The energy transition will require a vast capital reallocation and will generate material risks and opportunities, placing investors and global capital markets at the very centre of the challenge, he added. Under the International Energy Agency's (IEA) net zero 2050 scenario, annual average energy capital investments would rise from around $2 trillion at present, or 2.5pc of gross domestic product (GDP), to around $5 trillion for the period from 2021-50, or 4.5pc of GDP in 2030 and falling to 2.5pc of GDP by 2050, McKay said.

All low emissions energy technologies require metals, from the nickel used in electric batteries, steel used in wind turbines, silver and silicon used in solar panels, to the copper that will enable further electrification, he added.

Challenges also remain for the development of many metal deposits. The discovery, appraisal and development of new metal deposits is a time and capital-intensive process, where a decade from start to first production would be regarded as "incredibly swift", according to McKay.
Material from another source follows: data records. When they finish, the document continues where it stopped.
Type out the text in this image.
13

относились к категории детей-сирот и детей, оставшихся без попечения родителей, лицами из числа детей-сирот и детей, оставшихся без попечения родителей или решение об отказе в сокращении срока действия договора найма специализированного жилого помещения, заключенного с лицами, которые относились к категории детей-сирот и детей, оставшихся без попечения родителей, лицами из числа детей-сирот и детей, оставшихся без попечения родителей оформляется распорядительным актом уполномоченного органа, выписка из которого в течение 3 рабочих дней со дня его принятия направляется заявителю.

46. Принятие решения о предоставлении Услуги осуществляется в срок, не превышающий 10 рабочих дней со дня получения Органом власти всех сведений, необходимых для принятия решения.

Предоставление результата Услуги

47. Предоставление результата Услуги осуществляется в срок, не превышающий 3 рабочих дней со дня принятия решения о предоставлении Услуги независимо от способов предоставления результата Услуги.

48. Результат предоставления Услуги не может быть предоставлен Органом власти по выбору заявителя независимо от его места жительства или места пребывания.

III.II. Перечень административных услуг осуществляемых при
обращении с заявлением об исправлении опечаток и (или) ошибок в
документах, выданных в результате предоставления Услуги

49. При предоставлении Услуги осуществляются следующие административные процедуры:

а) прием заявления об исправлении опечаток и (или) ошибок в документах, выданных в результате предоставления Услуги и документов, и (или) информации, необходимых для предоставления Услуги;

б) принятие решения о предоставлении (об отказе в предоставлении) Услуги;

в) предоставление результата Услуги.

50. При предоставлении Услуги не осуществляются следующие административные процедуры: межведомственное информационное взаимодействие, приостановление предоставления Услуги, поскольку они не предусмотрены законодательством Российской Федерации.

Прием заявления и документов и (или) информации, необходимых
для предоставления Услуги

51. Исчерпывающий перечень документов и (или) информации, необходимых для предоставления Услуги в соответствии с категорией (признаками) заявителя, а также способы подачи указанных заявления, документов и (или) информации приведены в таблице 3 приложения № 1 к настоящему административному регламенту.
"Exploration success has been only modest over the last decade, and in the case of copper, the bellwether for both the base metal complex and the electrification mega-trend, grade decline is expected to become a material headwind for primary supply over the course of this decade," said McKay.

The industry does not currently have an abundance of high-quality development opportunities ready to go, and scrap supply is insufficient to fill the gap, according to BHP.